Executives rely heavily on models to manage their businesses. These models are used for: best-execution, asset valuation, risk management, among others. It is imperative that these models accurately reflect the true dynamics of that which they are trying to predict. We only have to reflect on Long Term Capital Management, Fannie Mae and Freddie Mac to see the value in validating our models.
The Federal Reserve’s supervisory letter SR 11-7 and OCC’s 2011-12 address model validation in some detail. They require that each model be evaluated for conceptual soundness, be monitored continuously, and reviewed for outcome accuracy. It makes sense that both regulated and non-regulated business entities adhere to these basic tenets.
Models are simplified representations of complex real world relationships. Typically they take the form of a spreadsheet or computer program that applies statistical, economic, financial and mathematical theories. The risk inherent in these models is that actual performance does not match modeled performance. This risk stems from fundamental errors in the model that produce inaccurate outputs and/or the model may be used incorrectly or inappropriately.
In order to mitigate this risk, we need to address the four components of the modeling process:
Development—Models can be very complex. Accordingly, it is paramount that software development use a formalized process to insure that the systems engineers fully understand the model requirements. There also needs to be a vetting process of all theoretical, statistical, or mathematical processes and formulae. Tight version control should enforce a check-in and documentation of all changes, additions and updates to source code. Inappropriate truncation or rounding errors can be avoided through comprehensive variable declaration and review.
Implementation of a new model requires a systematic testing of the model prior to its use. Formal training materials in model usage and interpretation of outputs should be developed and continuously updated. It is essential that users, both analysts that run the model and those that rely on its output, be trained in the use of the model and interpretation of its outputs.

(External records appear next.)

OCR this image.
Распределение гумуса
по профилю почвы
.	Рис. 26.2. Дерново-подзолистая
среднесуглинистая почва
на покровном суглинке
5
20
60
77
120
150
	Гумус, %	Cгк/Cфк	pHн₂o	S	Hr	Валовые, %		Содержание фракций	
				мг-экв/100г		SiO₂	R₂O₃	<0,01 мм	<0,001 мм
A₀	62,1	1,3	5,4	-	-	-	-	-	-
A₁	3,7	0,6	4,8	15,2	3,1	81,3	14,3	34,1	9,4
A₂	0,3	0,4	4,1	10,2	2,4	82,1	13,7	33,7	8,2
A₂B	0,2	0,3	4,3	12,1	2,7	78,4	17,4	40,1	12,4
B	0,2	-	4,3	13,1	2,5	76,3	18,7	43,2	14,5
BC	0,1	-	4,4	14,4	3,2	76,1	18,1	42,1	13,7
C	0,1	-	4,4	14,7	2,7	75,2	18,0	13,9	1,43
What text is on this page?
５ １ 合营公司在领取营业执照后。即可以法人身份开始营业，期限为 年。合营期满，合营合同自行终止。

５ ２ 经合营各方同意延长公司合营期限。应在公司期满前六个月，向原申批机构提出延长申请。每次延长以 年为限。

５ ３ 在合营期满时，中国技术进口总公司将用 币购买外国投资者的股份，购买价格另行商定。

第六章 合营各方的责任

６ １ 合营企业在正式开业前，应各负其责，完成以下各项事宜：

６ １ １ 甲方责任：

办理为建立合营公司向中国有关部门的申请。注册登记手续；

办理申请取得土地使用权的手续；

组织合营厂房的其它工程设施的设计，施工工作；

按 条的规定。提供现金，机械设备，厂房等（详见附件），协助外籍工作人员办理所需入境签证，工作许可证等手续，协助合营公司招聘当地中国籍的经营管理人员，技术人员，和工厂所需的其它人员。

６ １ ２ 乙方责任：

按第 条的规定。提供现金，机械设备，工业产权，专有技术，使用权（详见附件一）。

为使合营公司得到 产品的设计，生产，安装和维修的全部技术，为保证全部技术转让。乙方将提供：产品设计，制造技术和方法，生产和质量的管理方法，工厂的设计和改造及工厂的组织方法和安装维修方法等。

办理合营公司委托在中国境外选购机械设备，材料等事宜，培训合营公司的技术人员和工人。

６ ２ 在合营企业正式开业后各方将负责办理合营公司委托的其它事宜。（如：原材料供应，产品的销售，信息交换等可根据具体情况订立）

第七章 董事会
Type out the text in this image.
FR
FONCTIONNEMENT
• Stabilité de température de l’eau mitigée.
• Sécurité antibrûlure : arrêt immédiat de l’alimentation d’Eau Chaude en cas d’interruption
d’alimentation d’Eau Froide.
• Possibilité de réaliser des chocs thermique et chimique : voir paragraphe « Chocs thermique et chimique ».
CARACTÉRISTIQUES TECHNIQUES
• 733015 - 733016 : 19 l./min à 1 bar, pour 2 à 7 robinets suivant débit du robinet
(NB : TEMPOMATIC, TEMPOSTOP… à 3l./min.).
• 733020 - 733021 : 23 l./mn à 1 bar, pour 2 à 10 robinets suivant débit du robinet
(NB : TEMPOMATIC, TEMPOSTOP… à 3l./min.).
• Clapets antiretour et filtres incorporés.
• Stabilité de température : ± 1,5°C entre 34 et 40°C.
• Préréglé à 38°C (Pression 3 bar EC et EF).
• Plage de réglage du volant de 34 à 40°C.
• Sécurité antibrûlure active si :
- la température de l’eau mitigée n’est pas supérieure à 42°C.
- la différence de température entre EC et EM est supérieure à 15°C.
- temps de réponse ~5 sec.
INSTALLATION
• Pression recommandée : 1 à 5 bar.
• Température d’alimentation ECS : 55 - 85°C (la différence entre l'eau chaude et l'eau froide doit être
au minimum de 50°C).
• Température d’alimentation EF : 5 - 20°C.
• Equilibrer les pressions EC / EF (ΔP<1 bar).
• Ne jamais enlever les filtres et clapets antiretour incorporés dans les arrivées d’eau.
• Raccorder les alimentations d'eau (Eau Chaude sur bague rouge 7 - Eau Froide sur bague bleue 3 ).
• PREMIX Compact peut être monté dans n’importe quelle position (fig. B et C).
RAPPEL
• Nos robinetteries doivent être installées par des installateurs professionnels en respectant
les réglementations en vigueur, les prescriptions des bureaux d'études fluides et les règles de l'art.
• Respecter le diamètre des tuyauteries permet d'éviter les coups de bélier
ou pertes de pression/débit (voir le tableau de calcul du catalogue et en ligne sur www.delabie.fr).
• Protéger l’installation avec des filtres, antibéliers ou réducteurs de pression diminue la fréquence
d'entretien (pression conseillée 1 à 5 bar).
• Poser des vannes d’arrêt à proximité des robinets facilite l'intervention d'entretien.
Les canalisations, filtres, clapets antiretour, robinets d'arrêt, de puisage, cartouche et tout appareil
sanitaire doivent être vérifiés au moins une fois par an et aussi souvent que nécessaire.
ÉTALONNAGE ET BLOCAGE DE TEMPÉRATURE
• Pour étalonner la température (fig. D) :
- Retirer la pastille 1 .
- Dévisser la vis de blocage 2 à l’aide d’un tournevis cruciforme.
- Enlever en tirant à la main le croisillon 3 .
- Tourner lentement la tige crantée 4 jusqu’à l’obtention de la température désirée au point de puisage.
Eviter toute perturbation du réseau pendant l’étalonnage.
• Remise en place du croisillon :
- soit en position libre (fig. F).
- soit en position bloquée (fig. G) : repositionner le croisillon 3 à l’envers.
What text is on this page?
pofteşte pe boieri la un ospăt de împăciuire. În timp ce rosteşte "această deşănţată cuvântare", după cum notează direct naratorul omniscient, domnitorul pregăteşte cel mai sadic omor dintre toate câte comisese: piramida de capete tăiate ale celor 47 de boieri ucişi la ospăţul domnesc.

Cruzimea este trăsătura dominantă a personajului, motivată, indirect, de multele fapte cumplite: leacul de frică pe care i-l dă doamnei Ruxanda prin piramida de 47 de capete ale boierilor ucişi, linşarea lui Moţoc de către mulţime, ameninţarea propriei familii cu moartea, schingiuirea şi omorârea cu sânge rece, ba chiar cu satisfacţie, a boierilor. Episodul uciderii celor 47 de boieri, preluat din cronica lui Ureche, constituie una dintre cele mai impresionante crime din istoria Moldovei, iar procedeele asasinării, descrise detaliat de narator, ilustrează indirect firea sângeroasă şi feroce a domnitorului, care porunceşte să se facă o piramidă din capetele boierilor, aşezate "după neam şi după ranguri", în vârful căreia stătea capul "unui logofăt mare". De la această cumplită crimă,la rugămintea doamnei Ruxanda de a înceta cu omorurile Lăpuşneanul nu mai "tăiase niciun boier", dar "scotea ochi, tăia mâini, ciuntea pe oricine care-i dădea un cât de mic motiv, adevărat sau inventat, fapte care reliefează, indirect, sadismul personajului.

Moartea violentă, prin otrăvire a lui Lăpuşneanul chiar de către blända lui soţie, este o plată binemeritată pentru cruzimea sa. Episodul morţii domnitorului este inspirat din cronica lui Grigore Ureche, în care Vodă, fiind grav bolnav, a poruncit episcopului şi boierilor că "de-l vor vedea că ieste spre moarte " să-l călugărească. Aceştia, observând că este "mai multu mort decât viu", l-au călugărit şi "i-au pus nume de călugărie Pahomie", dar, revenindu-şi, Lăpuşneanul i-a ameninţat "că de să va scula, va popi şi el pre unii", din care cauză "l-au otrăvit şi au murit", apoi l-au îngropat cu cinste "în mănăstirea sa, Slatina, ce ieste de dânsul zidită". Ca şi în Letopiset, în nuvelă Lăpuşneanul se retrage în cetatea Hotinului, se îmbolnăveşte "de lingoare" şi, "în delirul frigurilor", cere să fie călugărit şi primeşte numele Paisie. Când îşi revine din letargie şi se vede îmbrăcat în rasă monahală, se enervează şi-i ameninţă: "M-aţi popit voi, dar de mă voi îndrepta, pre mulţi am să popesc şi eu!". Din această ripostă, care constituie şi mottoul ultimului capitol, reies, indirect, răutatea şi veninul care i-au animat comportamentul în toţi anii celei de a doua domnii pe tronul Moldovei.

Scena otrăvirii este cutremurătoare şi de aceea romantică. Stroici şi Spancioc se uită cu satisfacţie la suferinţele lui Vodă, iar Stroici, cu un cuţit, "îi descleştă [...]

Usage—Just because you have built the Steinway of models, does not mean that the users will be great pianists. Accordingly it is essential that there be strict control over:
Data input—A data dictionary must be maintained and available to all users. This dictionary should include: acceptable field names; definition and usage of each; whether the field is required or not; acceptable range of inputs; data format, etc . Also, the model should generate error reports that identify missing, extreme or illogical data.
Assumptions input—Assumptions must be transparent to the user, their derivation clear and defensible, with strict controls over who has authority to change them.
Running model—Training of users should be formal and rigorous; oral tradition does not work. Every time there is a version update, a prescribed dataset should be run, along with a variety of stress tests, to insure that the outputs either have not changed, or their change is explainable.
Reporting—Analysts often get so involved in the minutia of running the model (the “trees”) that the reasonability of the results (the “forest”) escapes them. Verify that balances and unit counts agree to input control totals. Compare outputs to prior runs and make sure differences can be explained. Trend reports are extremely useful in identifying potential problems. A written commentary explaining changes from one run to the next often exposes potential errors. Finally, clearly define column headings and do not mix dollars, units, millions, billions unless line items are clearly labeled.
Validation—Model validation should authenticate the model itself, its inputs, assumptions and outputs. This effort needs to be periodic as both the model and reality evolve. Back-testing and comparing the first month’s projection with last month’s actual should also reinforce the model’s efficacy. This process should cover all internally generated models. While it is unreasonable to expect the source code from external model vendors, they should be able to provide results of their internal validation efforts as well as SSAE-16 certifications.
The success of a model is dependent on a formalized governance process within the organization. Responsibility for each model should be clearly articulated, and written policies and procedures need to be maintained. Internal Audit, reporting to either the board or senior management, should provide an independent review of the modeling processes.